Oil and Health Care: What They Mean for Investors in 2015

The failed promises to Veterans is compounded by the financial burden from an economy that is relentlessly depressing

2014 was an up and down year for investors, and the uncertainty in the markets is likely to continue well into the New Year. The US saw stocks on the rise again and a strengthening dollar and low gas prices are making many people excited about the potential rise in consumer spending – and pushing them to expect some gains in stocks for the upcoming year.

According to Reuters, stocks are expected to rise on average throughout 2015. This is good news for investors, especially since quite a few of them took some hits this year. But precisely which stocks are expected to perform, and which ones might remain unpredictable, is a more complicated matter. Let’s look at two very different industries to see how 2015 is shaping up so far.

Oil Stocks

Investing in oil has become a bit trickier than many would like. The majority of the blunders that were made by top investors this year often involved oil, which has fallen to its lowest price in years and is now below $50 a barrel. That’s a pretty significant drop from the $100 it was going for over the summer.

Many people expected to see oil prices continue on the uptick but were taken by surprise by the sudden fall – a fall which is expected to continue, with some investors saying that it may go as low as $40 a barrel. Of course, this will drive some of the small producers out of business, clearing the way for some of the bigger and better-established companies.

Even though there is some speculation that oil may drop that low in 2015, it’s unlikely to stay there.

Investing in oil has always had a steep learning curve, but the capricious nature of the industry has made the investor’s playbook even more complicated. One of the main factors for the drop in oil prices is the United States’ jump in production of oil and natural gas. With the US going from about 30% domestic production to 70%, we suddenly have a huge influx. This plunge is the market attempting to correct its self.

However, given how turbulent the world is at the moment, any small change could start to push prices back up.

Health Care

This was an unprecedented year for health care as well. Although many predictions were made, no one was exactly sure what the effects of the Affordable Care Act would ultimately be. However, it appears that most stocks went on the rise, and will probably continue to do so. This is one area that practically everyone agrees on: health care stocks will continue their upward trend.

According to the New York Times, approximately 10 million more people now have health insurance thanks to the Affordable Care Act. That means that insurance companies are doing well. Aetna is one that has seen huge gains in the past year, and will probably continue to grow.

Keeping an eye on which companies are looking to consolidate and buy up other businesses will give you a good heads-up about which companies are expecting significant growth. Aetna recently purchased Bswift, a technology company that is geared towards providing an online “shopping mall” experience for consumers looking to purchase health insurance.
Platforms of this kind are an up-and-coming area of stocks. You wouldn’t have heard of Bswift five years ago, but now they’re being bought for $400 million. Other companies in this area include HealthEquity, Quadrant 4, and Benefitfocus.

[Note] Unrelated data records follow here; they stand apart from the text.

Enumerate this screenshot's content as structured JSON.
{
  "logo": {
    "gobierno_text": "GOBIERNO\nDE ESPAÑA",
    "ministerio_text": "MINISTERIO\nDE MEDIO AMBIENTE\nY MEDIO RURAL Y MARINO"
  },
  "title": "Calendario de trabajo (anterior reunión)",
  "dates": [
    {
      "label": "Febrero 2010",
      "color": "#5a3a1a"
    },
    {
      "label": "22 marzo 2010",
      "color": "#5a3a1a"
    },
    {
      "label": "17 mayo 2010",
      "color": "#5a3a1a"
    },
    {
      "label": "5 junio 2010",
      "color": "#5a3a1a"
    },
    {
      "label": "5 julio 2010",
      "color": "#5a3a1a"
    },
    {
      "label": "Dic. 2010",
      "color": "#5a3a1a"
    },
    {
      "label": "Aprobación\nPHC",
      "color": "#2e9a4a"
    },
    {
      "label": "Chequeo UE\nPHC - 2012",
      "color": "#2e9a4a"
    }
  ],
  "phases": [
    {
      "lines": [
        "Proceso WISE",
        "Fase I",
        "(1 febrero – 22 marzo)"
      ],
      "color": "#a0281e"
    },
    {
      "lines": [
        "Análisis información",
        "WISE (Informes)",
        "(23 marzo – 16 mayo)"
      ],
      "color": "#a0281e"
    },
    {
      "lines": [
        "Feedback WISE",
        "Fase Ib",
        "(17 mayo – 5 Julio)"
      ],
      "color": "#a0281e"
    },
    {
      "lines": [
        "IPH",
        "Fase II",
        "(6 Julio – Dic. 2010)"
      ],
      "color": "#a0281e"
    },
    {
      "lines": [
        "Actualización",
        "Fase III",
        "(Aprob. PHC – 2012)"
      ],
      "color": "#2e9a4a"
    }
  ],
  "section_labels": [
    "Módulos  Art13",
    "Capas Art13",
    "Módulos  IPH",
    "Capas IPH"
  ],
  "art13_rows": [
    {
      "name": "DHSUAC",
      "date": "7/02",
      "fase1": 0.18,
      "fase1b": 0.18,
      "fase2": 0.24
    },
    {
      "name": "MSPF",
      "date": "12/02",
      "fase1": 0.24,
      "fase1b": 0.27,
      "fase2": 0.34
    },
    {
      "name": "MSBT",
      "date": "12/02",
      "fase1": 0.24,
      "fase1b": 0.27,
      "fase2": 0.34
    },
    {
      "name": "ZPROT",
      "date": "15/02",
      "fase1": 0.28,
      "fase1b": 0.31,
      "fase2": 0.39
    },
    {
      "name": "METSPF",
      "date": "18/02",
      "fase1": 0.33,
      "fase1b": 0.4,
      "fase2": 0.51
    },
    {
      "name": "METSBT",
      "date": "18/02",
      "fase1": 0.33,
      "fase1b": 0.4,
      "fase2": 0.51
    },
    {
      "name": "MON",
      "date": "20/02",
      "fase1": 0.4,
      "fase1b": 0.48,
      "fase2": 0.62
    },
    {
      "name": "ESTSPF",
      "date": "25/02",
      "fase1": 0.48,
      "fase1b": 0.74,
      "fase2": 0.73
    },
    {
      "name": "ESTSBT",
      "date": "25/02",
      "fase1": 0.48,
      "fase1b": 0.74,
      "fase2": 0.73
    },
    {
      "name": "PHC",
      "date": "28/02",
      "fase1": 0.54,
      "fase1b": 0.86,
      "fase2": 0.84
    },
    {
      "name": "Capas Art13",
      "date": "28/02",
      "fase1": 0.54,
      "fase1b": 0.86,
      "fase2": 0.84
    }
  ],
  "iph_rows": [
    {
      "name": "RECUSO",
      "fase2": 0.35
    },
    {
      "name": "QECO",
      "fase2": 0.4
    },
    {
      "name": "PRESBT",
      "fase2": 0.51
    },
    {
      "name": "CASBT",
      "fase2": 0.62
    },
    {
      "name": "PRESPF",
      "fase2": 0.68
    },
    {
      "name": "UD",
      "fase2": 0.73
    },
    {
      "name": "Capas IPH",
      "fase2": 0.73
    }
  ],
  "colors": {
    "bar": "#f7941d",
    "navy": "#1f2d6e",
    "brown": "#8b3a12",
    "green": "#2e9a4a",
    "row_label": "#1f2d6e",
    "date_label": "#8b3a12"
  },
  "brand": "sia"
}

It’s also a well-known fact that the majority of the US population is aging. The Baby Boomers have reached retirement and are now working to stay healthy. That requires doctors, and those doctors require health insurance.

With all the delays that Obamacare has faced since it was rolled out, we’re still looking to see what the full impact will be.

All told, it’s looking to be a pretty exciting year for the US. Oil prices are likely to head back up, but it may take them a bit of time to recover. Meanwhile, health care is only expected to improve, especially as all the kinks are worked out and the full effect of the Affordable Care Act becomes more widely understood.